2-AB (2-aminobenzamide) is a fluorescent label widely used in chromatographic glycosylation analysis. Scientists have adopted it because of the availability of 2-AB-labeled glycan standards and an existing database for elution positions of glycans with HILIC.
Like most labels, EZGlyco is applicable to upstream exploratory work, including media optimization and process optimization. It is also suitable for process analytics and quality control.
“Monitoring N-glycosylation during antibody development and production, directly from cell culture media, will shorten the time needed to obtain N-glycan profiling,” explains Anju Dang, Ph.D., director of business development at S-Bio. In the EZGlyco workflow, HPLC-ready glycan preparation takes less than two hours, allowing scientists to purify IgG from cell culture supernatant, and release/label N-glycans in one kit. “The kit,” notes Dr. Dang, “streamlines N-glycan preparation from IgG cell culture supernatant and is compatible with HPLC.”

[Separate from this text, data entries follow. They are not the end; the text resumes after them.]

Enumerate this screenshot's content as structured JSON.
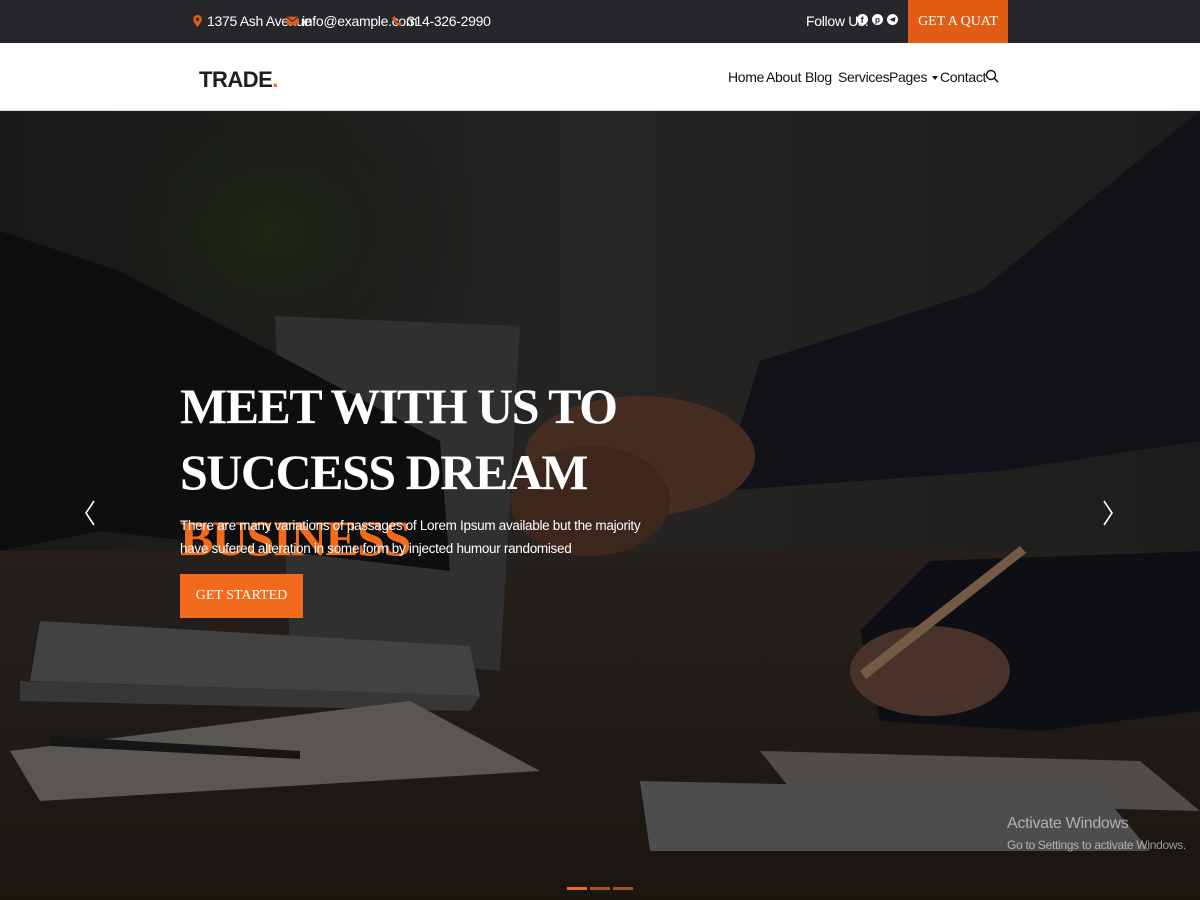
{
  "topbar": {
    "address": "1375 Ash Avenue",
    "email": "info@example.com",
    "phone": "314-326-2990",
    "follow_label": "Follow Us:",
    "social_icons": [
      "facebook-icon",
      "pinterest-icon",
      "telegram-icon"
    ],
    "quote_button": "GET A QUAT"
  },
  "navbar": {
    "logo_text": "TRADE",
    "logo_dot": ".",
    "items": [
      "Home",
      "About",
      "Blog",
      "Services",
      "Pages",
      "Contact"
    ]
  },
  "hero": {
    "title_line1": "MEET WITH US TO",
    "title_line2": "SUCCESS DREAM",
    "title_accent": "BUSINESS",
    "description": "There are many variations of passages of Lorem Ipsum available but the majority have sufered alteration in some form by injected humour randomised",
    "cta_label": "GET STARTED",
    "active_slide": 1,
    "slide_count": 3
  },
  "watermark": {
    "title": "Activate Windows",
    "subtitle": "Go to Settings to activate Windows."
  },
  "colors": {
    "accent": "#f26b1d",
    "topbar_bg": "#25272b",
    "quote_bg": "#e35c13"
  }
}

Conventional 2-AB methods to release, label, and purify N-glycans typically can take more than half a day. Some N-glycan analysis kits are much faster but require protein purification before analysis.
S-Bio also provides analytical services based on its proprietary Glycan Map® platform, which provides rapid characterization of both N-linked and O-linked glycans in glycoproteins. GlycanMap combines BlotGlyco® bead-based glycan purification in an automated sample-processing system with high-throughput MALDI-TOF mass spectrometry to generate reproducible glycan profiles.

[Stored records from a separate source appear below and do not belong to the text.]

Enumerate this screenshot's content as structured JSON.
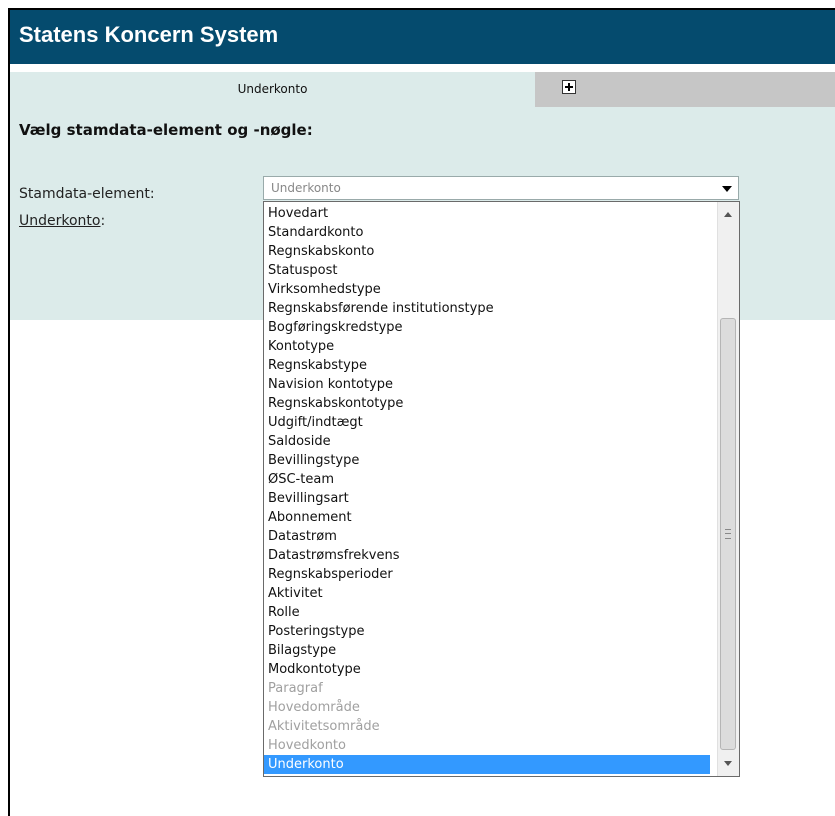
{
  "header": {
    "title": "Statens Koncern System"
  },
  "tabs": {
    "active_label": "Underkonto",
    "add_icon": "plus-icon"
  },
  "form": {
    "heading": "Vælg stamdata-element og -nøgle:",
    "stamdata_label": "Stamdata-element:",
    "underkonto_label": "Underkonto",
    "underkonto_colon": ":",
    "select_value": "Underkonto"
  },
  "options": [
    "Hovedart",
    "Standardkonto",
    "Regnskabskonto",
    "Statuspost",
    "Virksomhedstype",
    "Regnskabsførende institutionstype",
    "Bogføringskredstype",
    "Kontotype",
    "Regnskabstype",
    "Navision kontotype",
    "Regnskabskontotype",
    "Udgift/indtægt",
    "Saldoside",
    "Bevillingstype",
    "ØSC-team",
    "Bevillingsart",
    "Abonnement",
    "Datastrøm",
    "Datastrømsfrekvens",
    "Regnskabsperioder",
    "Aktivitet",
    "Rolle",
    "Posteringstype",
    "Bilagstype",
    "Modkontotype",
    "Paragraf",
    "Hovedområde",
    "Aktivitetsområde",
    "Hovedkonto",
    "Underkonto"
  ],
  "colors": {
    "header_bg": "#054b6e",
    "panel_bg": "#dcebea",
    "selected_bg": "#3399ff",
    "disabled_text": "#a0a0a0"
  }
}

Perhaps the best way to guarantee favorable glycosylation patterns is to build them into the process. This would make analysis more of a routine operation, particularly for the benefit of regulators who closely examine biologics filings.
“Companies must show a range of control over the pattern they get from their bioreactor runs for consistency of process and performance of the protein being produced,” says Mark Stramaglia, senior global manager, technical leadership, Thermo Fisher Scientific. For biosimilars, that means matching an innovator molecule’s glycosylation pattern closely. “Otherwise,” Stramaglia indicates, “manufacturers must demonstrate consistency and perhaps target a glycosylation profile that results in desirable pharmacodynamics.”

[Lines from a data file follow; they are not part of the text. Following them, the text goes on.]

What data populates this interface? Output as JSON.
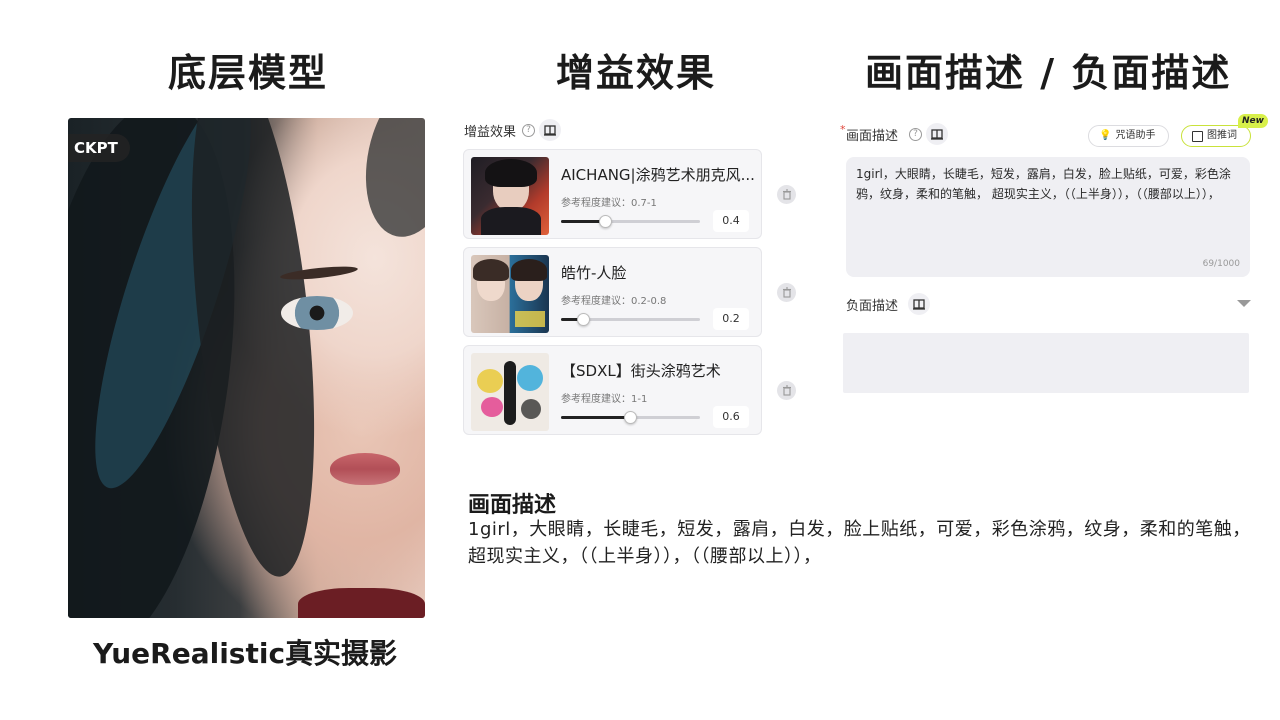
{
  "headings": {
    "base_model": "底层模型",
    "gain_effect": "增益效果",
    "prompt_negative": "画面描述 / 负面描述"
  },
  "base_model": {
    "badge": "CKPT",
    "caption": "YueRealistic真实摄影"
  },
  "gain_panel": {
    "label": "增益效果",
    "help_icon": "question-circle-icon",
    "library_icon": "book-icon",
    "items": [
      {
        "title": "AICHANG|涂鸦艺术朋克风...",
        "hint": "参考程度建议：0.7-1",
        "value": "0.4",
        "level": 0.32
      },
      {
        "title": "皓竹-人脸",
        "hint": "参考程度建议：0.2-0.8",
        "value": "0.2",
        "level": 0.16
      },
      {
        "title": "【SDXL】街头涂鸦艺术",
        "hint": "参考程度建议：1-1",
        "value": "0.6",
        "level": 0.5
      }
    ]
  },
  "prompt_panel": {
    "required_mark": "*",
    "label": "画面描述",
    "assistant_button": "咒语助手",
    "image_to_prompt_button": "图推词",
    "new_badge": "New",
    "prompt_text": "1girl，大眼睛，长睫毛，短发，露肩，白发，脸上贴纸，可爱，彩色涂鸦，纹身，柔和的笔触， 超现实主义，（（上半身）），（（腰部以上）），",
    "counter": "69/1000",
    "negative_label": "负面描述",
    "negative_text": ""
  },
  "bottom_description": {
    "title": "画面描述",
    "text": "1girl，大眼睛，长睫毛，短发，露肩，白发，脸上贴纸，可爱，彩色涂鸦，纹身，柔和的笔触， 超现实主义，（（上半身）），（（腰部以上）），"
  }
}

Thermo Fisher’s feeding supplement, Gibco GlycanTune™, provides precision and control in predictively shifting glycan profiles. Since it’s based on the Gibco EfficientFeed technology, GycanTune also enables a multifold increase in titers, thereby maximizing bioreactor utilization.
Until relatively recently, control over glycosylation was dictated by the expression system, either through innate capability or more commonly by selecting specific clones. In the latter case, developers needed to screen many clones and/or spend significant resources optimizing cells engineered to express specific glycoforms. We now know that media/feed components, and even process parameters, can affect glycosylation as well. GlycanTune provides nutrients to achieve this.
GlycanTune Total Feeds provide components needed to move glycan patterns from mostly G0F to G1F and G2F glycoforms. This is based on the inclusion timing during feeding. The products also contain standard feeding supplement components so that they can be used as a substitute for other feeds when the time is right to gain the desired glycosylation shift.
Feed timing can be determined experimentally using kits and protocols provided by Thermo Fisher. This option is particularly useful for scaling feeds for processes up to thousands of liters.
GlycanTune feeds are reconstituted by water addition without pH adjustment to deliver up to 200 g/L of nutrients. Super concentrating to 2× or 3× allows for the addition of large quantities of feed without diluting the final product stream.